I was diagnosed unofficially over 6 years ago by counselors at my local city college. I was wanting to go back to school and decided to take a learning disabilities test just to make sure nothing would be standing in my way and if so what to do to overcome it. (Learning disabilities run in my family) I didn't see it coming then either. I was thinking maybe some kind of dyslexia cause I had trouble retaining what I was reading. I went home and started researching, anything I could find. I couldn't believe how many of the symptoms I had. There was no denying it once I started looking further. Not only that, but realizing my children were so much like me I have probably passed this on to them! I didn't want them to have the same life struggles I did so I watched them closely, when I could deny it no longer I made sure to have them tested. First my daughter, then my son. After having him tested I was told with it being hereditary it would be good to have a starting point to go back to, so in I went. No big deal. I already know, right?!
Wrong. It still hurt. Your not normal. No matter how many times I had told myself and my children that this is how we were made, exactly the way God wanted. Determined that this must be true. That it could be a gift, we were special, he needed people like us here and we've been here for centuries. Biblical characters bare striking similarities to us and the bible speaks of how much God loved them. There's nothing wrong with us, we're okay. Then to be told, we're not okay. It's not normal. The weight of responsibility, I've done this to my kids. The hurt that this won't get better, my husband will always have to deal with my airheadedness. At some point won't my funny quirks get old? At what point does he say he can't "handle" me anymore.

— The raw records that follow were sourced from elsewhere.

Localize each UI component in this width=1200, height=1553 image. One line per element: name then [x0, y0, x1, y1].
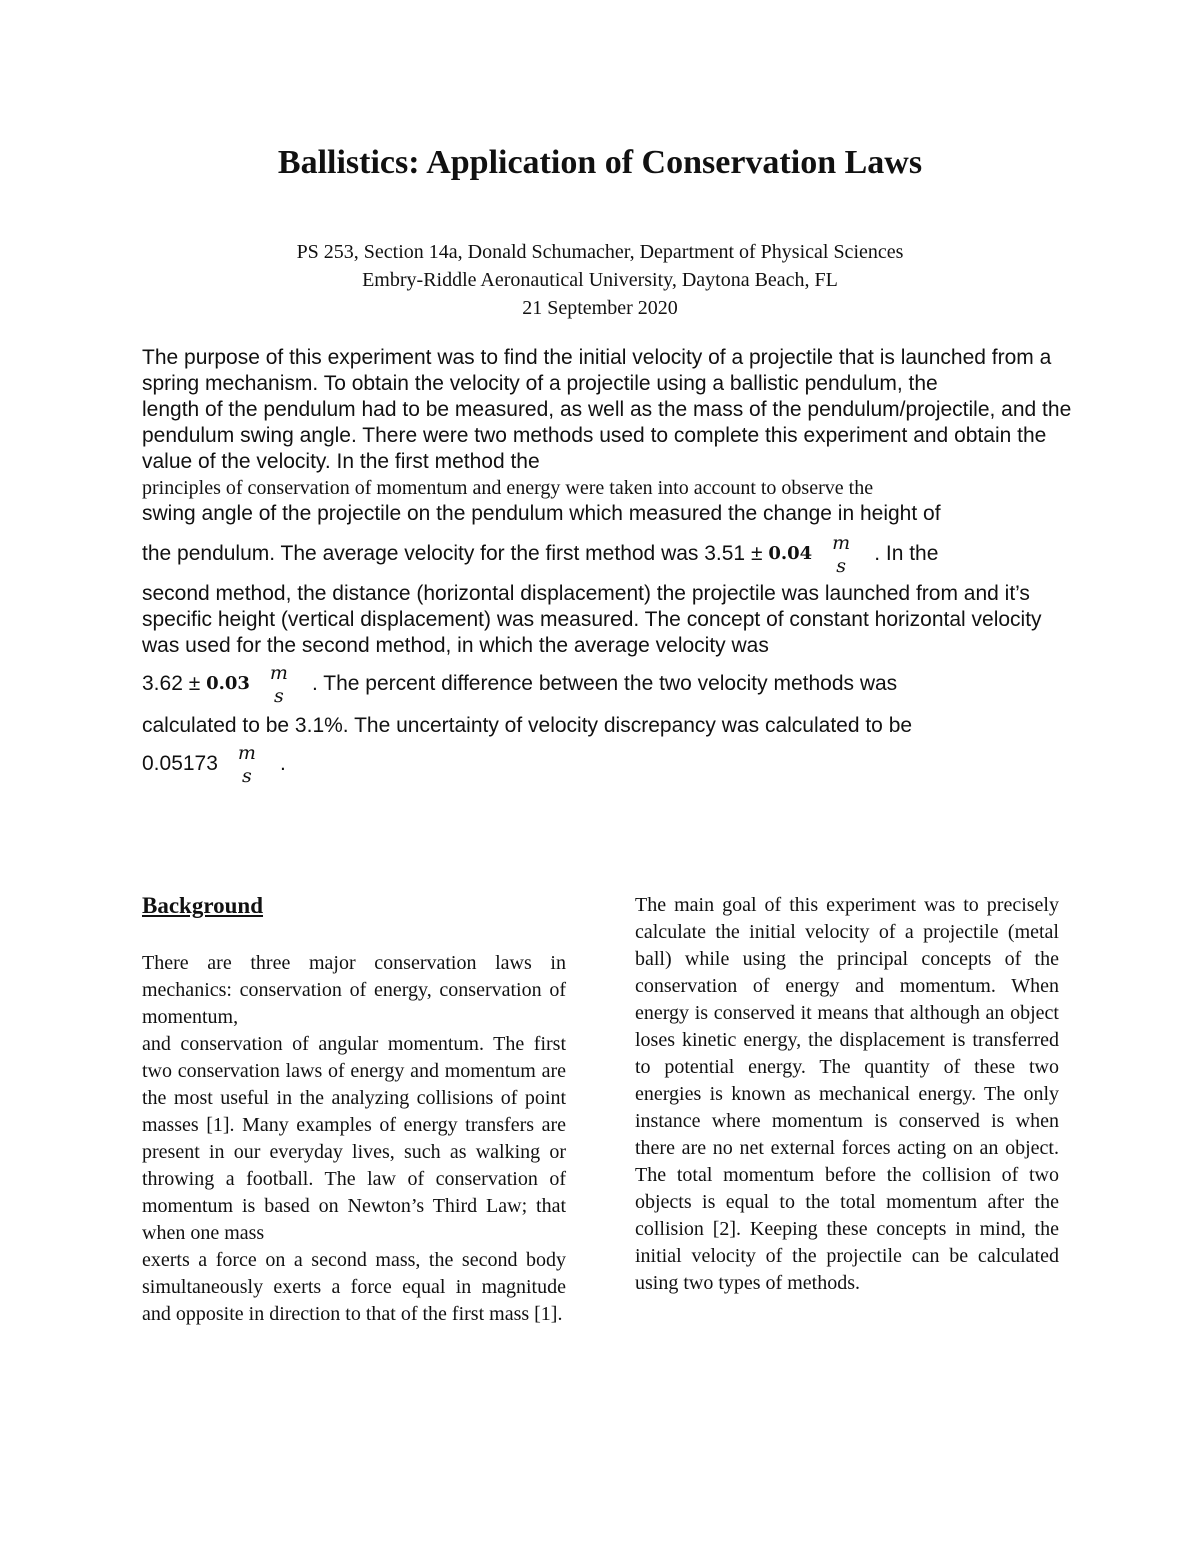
velocity-line-3 — [142, 739, 1072, 789]
unit-denominator: s — [274, 684, 284, 707]
body-paragraph: There are three major conservation laws in mechanics: conservation of energy, conservation of momentum, — [142, 952, 566, 1028]
velocity-1-text: the pendulum. The average velocity for the first method was 3.51 ± — [142, 542, 769, 565]
abstract-text: swing angle of the projectile on the pendulum which measured the change in height of — [142, 502, 941, 525]
unit-fraction — [236, 742, 258, 787]
affiliation-line: Embry-Riddle Aeronautical University, Daytona Beach, FL — [362, 269, 838, 291]
author-info — [0, 238, 1200, 322]
velocity-1-uncertainty: 0.04 — [768, 543, 813, 564]
discrepancy-value: 0.05173 — [142, 752, 218, 775]
unit-numerator: m — [832, 531, 851, 554]
date-line: 21 September 2020 — [522, 297, 678, 319]
unit-fraction — [830, 532, 852, 577]
abstract — [142, 345, 1072, 789]
body-paragraph: The main goal of this experiment was to precisely calculate the initial velocity of a projectile (metal ball) while using the principal concepts of the conservation of energy and momentum. When energy is conserved it means that although an object loses kinetic energy, the displacement is transferred to potential energy. The quantity of these two energies is known as mechanical energy. The only instance where momentum is conserved is when there are no net external forces acting on an object. The total momentum before the collision of two objects is equal to the total momentum after the collision [2]. Keeping these concepts in mind, the initial velocity of the projectile can be calculated using two types of methods. — [635, 894, 1059, 1294]
velocity-1-suffix: . In the — [874, 542, 939, 565]
background-right-column — [635, 892, 1059, 1297]
abstract-text: The purpose of this experiment was to find the initial velocity of a projectile that is launched from a spring mechanism. To obtain the velocity of a projectile using a ballistic pendulum, the — [142, 346, 1052, 395]
author-line: PS 253, Section 14a, Donald Schumacher, Department of Physical Sciences — [296, 241, 904, 263]
unit-numerator: m — [237, 741, 256, 764]
velocity-2-suffix: . The percent difference between the two velocity methods was — [311, 672, 898, 695]
velocity-line-1 — [142, 527, 1072, 581]
unit-fraction — [268, 662, 290, 707]
abstract-text: calculated to be 3.1%. The uncertainty of velocity discrepancy was calculated to be — [142, 714, 913, 737]
section-heading-background: Background — [142, 893, 264, 918]
paper-title: Ballistics: Application of Conservation Laws — [277, 144, 923, 181]
unit-denominator: s — [836, 554, 847, 577]
unit-denominator: s — [242, 764, 252, 787]
abstract-text: length of the pendulum had to be measured, as well as the mass of the pendulum/projectile, and the pendulum swing angle. There were two methods used to complete this experiment and obtain the value of the velocity. In the first method the — [142, 398, 1072, 473]
abstract-text: second method, the distance (horizontal displacement) the projectile was launched from and it’s specific height (vertical displacement) was measured. The concept of constant horizontal velocity was used for the second method, in which the average velocity was — [142, 582, 1042, 657]
background-left-column — [142, 892, 566, 1328]
unit-numerator: m — [269, 661, 288, 684]
discrepancy-suffix: . — [279, 752, 286, 775]
velocity-2-text: 3.62 ± — [142, 672, 207, 695]
body-paragraph: and conservation of angular momentum. The first two conservation laws of energy and momentum are the most useful in the analyzing collisions of point masses [1]. Many examples of energy transfers are present in our everyday lives, such as walking or throwing a football. The law of conservation of momentum is based on Newton’s Third Law; that when one mass — [142, 1033, 566, 1244]
velocity-2-uncertainty: 0.03 — [206, 673, 250, 694]
velocity-line-2 — [142, 659, 1072, 709]
body-paragraph: exerts a force on a second mass, the second body simultaneously exerts a force equal in magnitude and opposite in direction to that of the first mass [1]. — [142, 1249, 566, 1325]
abstract-text: principles of conservation of momentum and energy were taken into account to observe the — [142, 477, 874, 499]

Then the breaking point. The soft small voice that I hear whispering the same phrase...."Be Still". The tears start to roll. It's him. This is why he always has to say this to me. I'm broken, I'm a glitch he needs to calm. "Be Still". Harder the tears fall. Will he always have to say this to me? Will I ever be better, will he ever be able to fix me? "Be Still. Shhhh." I feel him coming carefully toward me, trying to gain the trust of an injured animal. Why do I have to be fixed, now the tears are angry. I'm not a bad person. Maybe I don't want to be fixed! But what if I'm lost and don't know it, what if I don't realize how horrible I am. What if I needed to be fixed so badly for so long that I don't even realize there's a better way. What if I'm running from him in rebellion. I don't want to be bad, I don't want to be a burden, I don't want to be broken. I'm aching and the tears are flooding now. Fix me! Why would you make me this way. Fix it. "Shhhhh, Be Still." Breath, pause, peace....I can almost feel his hands on my face, cupping my tear-stained cheeks and lifting my eyes toward his. "Everything I make is good. I formed you in your mothers womb. Why would I 'fix' what I have made? I am God, I don't make mistakes. You are not a mistake nor were you made broken. Made, not to be fixed, but loved. I love you."
I am not a mistake. My children aren't a mistake but God loved me so much he wanted more of me and created my qualities in them all over again. To be their own selfs yet carry on the best parts of me, the parts he loved. I am loved. I am worth more. I am okay. We are okay and when he comes for us, we too will be delighted in.